You don’t get to dismiss your opponents as ‘the establishment’ and portray your own lot as the rebel underdogs when the government and the opposition are on your side. And if you’re still so sure that ‘the will of the people’ is with you, you shouldn’t be afraid to check and find out...

So yes, if you can get there on Saturday, do. It’s literally a numbers game at this point. The fact that somewhere between 100,000 and 150,000 people turned out in June when no more than 50,000 had been expected did not go unnoticed, and the Brexit ‘Overton Window’ has been shifting ever since. Let’s give it another shove in the direction of sanity.

But... If you just can’t make it, for reasons of commitments or geography or other such considerations, don’t beat yourself up about it.

There will be other battles.

MORE: ‘This march is personal’ - The young activist who felt the effects of racism since Brexit

This is what I was alluding to in the first paragraph; on the one hand, while Saturday’s march is our big chance to persuade the public and perhaps even the government of the necessity of a Final deal vote, it isn’t and won’t be our last chance to defeat Brexit. Because there isn’t going to be a last chance.

As it stands we have just over five months to save the country. Article 50 comes into effect on March 29, 2019, and all our treaties and arrangements with the EU will expire at once, whether or not anything has been set up to replace them (it won’t have been). Article 50 can of course be unilaterally revoked at any time up until that moment, as the EU has been at pains to point out for the last 18 months.

There is, of course, at least an evens chance that it won’t be revoked; that we will, in the immediate term, fail.
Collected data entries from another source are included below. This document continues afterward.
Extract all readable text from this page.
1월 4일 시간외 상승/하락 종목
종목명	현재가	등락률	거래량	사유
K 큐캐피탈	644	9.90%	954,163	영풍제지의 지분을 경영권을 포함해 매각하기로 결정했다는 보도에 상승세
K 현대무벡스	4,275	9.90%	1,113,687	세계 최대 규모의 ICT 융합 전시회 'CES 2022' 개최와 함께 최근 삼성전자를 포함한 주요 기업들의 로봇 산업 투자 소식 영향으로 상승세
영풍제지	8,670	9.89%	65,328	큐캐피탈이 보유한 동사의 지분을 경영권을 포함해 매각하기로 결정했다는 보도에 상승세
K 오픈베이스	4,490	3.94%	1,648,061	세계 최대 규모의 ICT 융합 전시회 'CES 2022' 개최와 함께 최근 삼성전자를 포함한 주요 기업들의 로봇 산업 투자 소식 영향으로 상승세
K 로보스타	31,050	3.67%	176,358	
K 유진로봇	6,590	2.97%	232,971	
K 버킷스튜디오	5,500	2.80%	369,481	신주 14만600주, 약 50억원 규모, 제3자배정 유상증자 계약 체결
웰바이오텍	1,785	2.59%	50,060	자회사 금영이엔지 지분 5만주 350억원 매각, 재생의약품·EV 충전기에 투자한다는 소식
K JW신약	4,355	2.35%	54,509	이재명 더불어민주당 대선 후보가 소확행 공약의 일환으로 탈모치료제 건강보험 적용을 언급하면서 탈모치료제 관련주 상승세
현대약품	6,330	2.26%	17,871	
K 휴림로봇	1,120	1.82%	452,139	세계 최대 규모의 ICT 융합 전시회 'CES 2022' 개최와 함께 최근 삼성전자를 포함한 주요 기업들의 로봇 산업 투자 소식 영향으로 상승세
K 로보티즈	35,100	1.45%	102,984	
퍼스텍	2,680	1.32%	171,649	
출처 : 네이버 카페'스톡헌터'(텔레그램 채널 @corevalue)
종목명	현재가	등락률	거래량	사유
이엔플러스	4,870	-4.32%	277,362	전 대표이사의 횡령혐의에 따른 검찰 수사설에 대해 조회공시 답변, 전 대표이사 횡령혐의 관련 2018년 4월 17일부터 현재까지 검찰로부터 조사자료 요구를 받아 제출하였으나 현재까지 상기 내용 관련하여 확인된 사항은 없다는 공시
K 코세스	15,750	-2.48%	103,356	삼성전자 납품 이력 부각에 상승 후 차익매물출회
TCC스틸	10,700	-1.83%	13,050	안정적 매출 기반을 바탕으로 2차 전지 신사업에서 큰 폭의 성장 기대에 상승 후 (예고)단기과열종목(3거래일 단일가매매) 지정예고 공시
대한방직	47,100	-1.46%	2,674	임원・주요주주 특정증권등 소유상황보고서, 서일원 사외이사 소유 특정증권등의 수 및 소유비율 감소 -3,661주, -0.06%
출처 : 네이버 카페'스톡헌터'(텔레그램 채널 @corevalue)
But that won’t mean it’s over.

This whole ludicrous episode was only foisted upon us because the europhobic rump of the Conservative Party spent over 40 years refusing to accept the outcome of the last referendum on Europe. And of course had the 2016 referendum gone the other way, the Brexiteers had already pledged to go on fighting for their cause. So there’s absolutely no reason for us to give up either.

MORE: Why my hometown needs a People’s Vote more than most

If Brexit goes ahead, the last day of the campaign to avert it will be the first day of the campaign to undo it. In the meantime, get on the damn bus (seriously; there are free buses being laid on to get people to London on Saturday; have a Google and see if there’s one you can catch). I’ve even looked at the forecast for Saturday in London; 17 degrees with sunny intervals, so perfect marching weather.

Time to put our money where our collective mouth is. Resist.